偽装結婚はおさない恋の復活⁉︎

稍はワケがわからないまま、とりあえず支度してリビングへ入った。

智史はいつものボタンダウンのオックスフォードシャツにテーパードパンツではなく、スリーピースを着用していた。前髪はヘアワックスで後ろへ流している。

「おい、婚約指輪は?なんでつけへんねや?」

……はぁ?

「気の張った人にでも会うのん?
そうやなかったら、あんな高価なもの『普段遣い』できひんよ。傷付いたら絶対イヤやもん。
めっちゃ気に入ってるのに」

稍は難色を示した。
空色のケースの中で輝く〇・八八(やや)カラットのリングは、大事に、大切に、しまってある。
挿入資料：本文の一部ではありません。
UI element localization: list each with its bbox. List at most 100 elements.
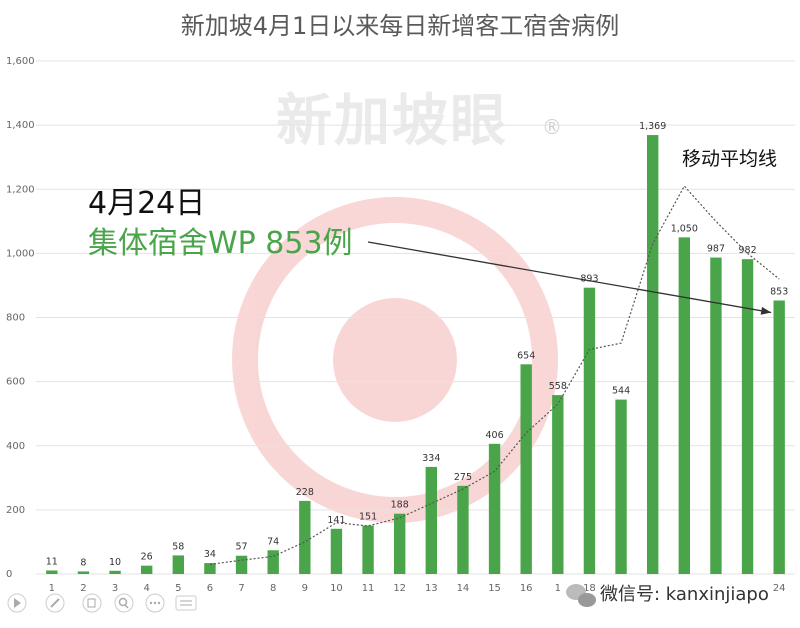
zoom-icon[interactable] [114,593,134,613]
data-label: 188 [391,500,409,511]
bar [77,571,90,574]
annotation-arrowhead [760,306,772,315]
y-tick-label: 200 [6,505,25,516]
watermark-text: 新加坡眼 [276,89,508,154]
gridlines [36,60,795,575]
bar [267,550,279,574]
data-label: 558 [549,381,567,392]
bar [235,555,248,574]
x-tick-label: 1 [49,583,55,594]
x-tick-label: 12 [393,583,406,594]
edit-icon[interactable] [45,593,65,613]
x-tick-label: 8 [270,583,276,594]
data-label: 74 [267,536,279,547]
data-label: 34 [204,549,216,560]
bar [425,466,438,574]
bar [362,525,374,574]
data-label: 58 [172,541,184,552]
data-label: 406 [485,430,503,441]
x-tick-label: 2 [80,583,86,594]
chart-title: 新加坡4月1日以来每日新增客工宿舍病例 [181,12,620,40]
data-label: 275 [454,472,472,483]
data-label: 57 [236,542,248,553]
bar [520,364,532,574]
x-tick-label: 15 [488,583,501,594]
data-label: 228 [296,487,314,498]
data-label: 10 [109,557,121,568]
x-tick-label: 6 [207,583,213,594]
y-tick-label: 0 [6,569,12,580]
bar [583,287,596,574]
wechat-badge: 微信号: kanxinjiapo [566,584,769,607]
bar [330,528,343,574]
bar [741,259,754,574]
bar [773,300,785,574]
copy-icon[interactable] [82,593,102,613]
moving-average-label: 移动平均线 [682,148,777,170]
data-label: 893 [580,274,598,285]
y-tick-label: 600 [6,377,25,388]
bar [109,570,121,574]
bar [552,395,564,574]
x-tick-label: 16 [520,583,533,594]
data-label: 26 [141,552,153,563]
data-label: 11 [46,556,58,567]
data-labels: 11 8 10 26 58 34 57 74 228 141 151 188 334 275 406 654 5… [46,121,788,568]
bar [457,485,469,574]
bar [615,399,627,574]
play-icon[interactable] [7,593,27,613]
data-label: 334 [422,453,440,464]
y-tick-label: 1,400 [6,120,35,131]
x-tick-label: 13 [425,583,438,594]
annotation-text: 集体宿舍WP 853例 [88,226,353,261]
x-tick-label: 1 [555,583,561,594]
data-label: 1,369 [639,121,666,132]
annotation-date: 4月24日 [88,186,205,221]
x-tick-label: 9 [302,583,308,594]
bar [710,257,722,574]
bar [204,563,216,574]
data-label: 982 [738,245,756,256]
data-label: 853 [770,287,788,298]
bar [678,237,691,574]
more-icon[interactable] [145,593,165,613]
data-label: 544 [612,386,630,397]
watermark-registered-mark: ® [542,115,562,139]
moving-average-line [209,185,780,565]
bar-series [46,135,785,574]
x-tick-label: 18 [583,583,596,594]
bar [299,500,311,574]
watermark-center [333,298,457,422]
data-label: 1,050 [671,223,698,234]
bar [393,513,406,574]
data-label: 141 [327,515,345,526]
x-tick-label: 4 [144,583,150,594]
bar [488,443,501,574]
data-label: 654 [517,350,535,361]
x-tick-label: 7 [238,583,244,594]
y-tick-label: 400 [6,441,25,452]
y-axis: 0 200 400 600 800 1,000 1,200 1,400 1,600 [6,56,35,580]
data-label: 987 [707,244,725,255]
y-tick-label: 800 [6,313,25,324]
x-tick-label: 10 [330,583,343,594]
bar [172,555,185,574]
x-axis: 1 2 3 4 5 6 7 8 9 10 11 12 13 14 15 16 1 18 24 [49,583,786,594]
bar [140,565,153,574]
bar [646,135,659,574]
wechat-id: 微信号: kanxinjiapo [600,584,769,605]
annotation-arrow [367,241,772,314]
data-label: 151 [359,512,377,523]
y-tick-label: 1,600 [6,56,35,67]
y-tick-label: 1,000 [6,248,35,259]
x-tick-label: 14 [457,583,470,594]
bar [46,570,58,574]
moving-average-series [209,185,780,565]
y-tick-label: 1,200 [6,184,35,195]
x-tick-label: 24 [773,583,786,594]
slide-toolbar [7,593,197,613]
wechat-icon [566,584,596,607]
slides-icon[interactable] [175,595,197,611]
x-tick-label: 5 [175,583,181,594]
「偽装」とはいえ、だいすきな智史からもらった「エンゲージリング」なのだから……
稍の「一生の宝物」なのだから……


「そうか……ほな、結婚指輪にしよか?」

なぜか、智史は満面の笑みになった。

そして、リビングのテレビボードに置いてあった、黒いベルベットのリングケースを持ってくる。

ぱかっ、と開けると、二列になったそれぞれに、まったく同じデザインのプラチナリングが収まっていた。ティファニーのハーモニーのシリーズで、一番シンプルなデザインのものだ。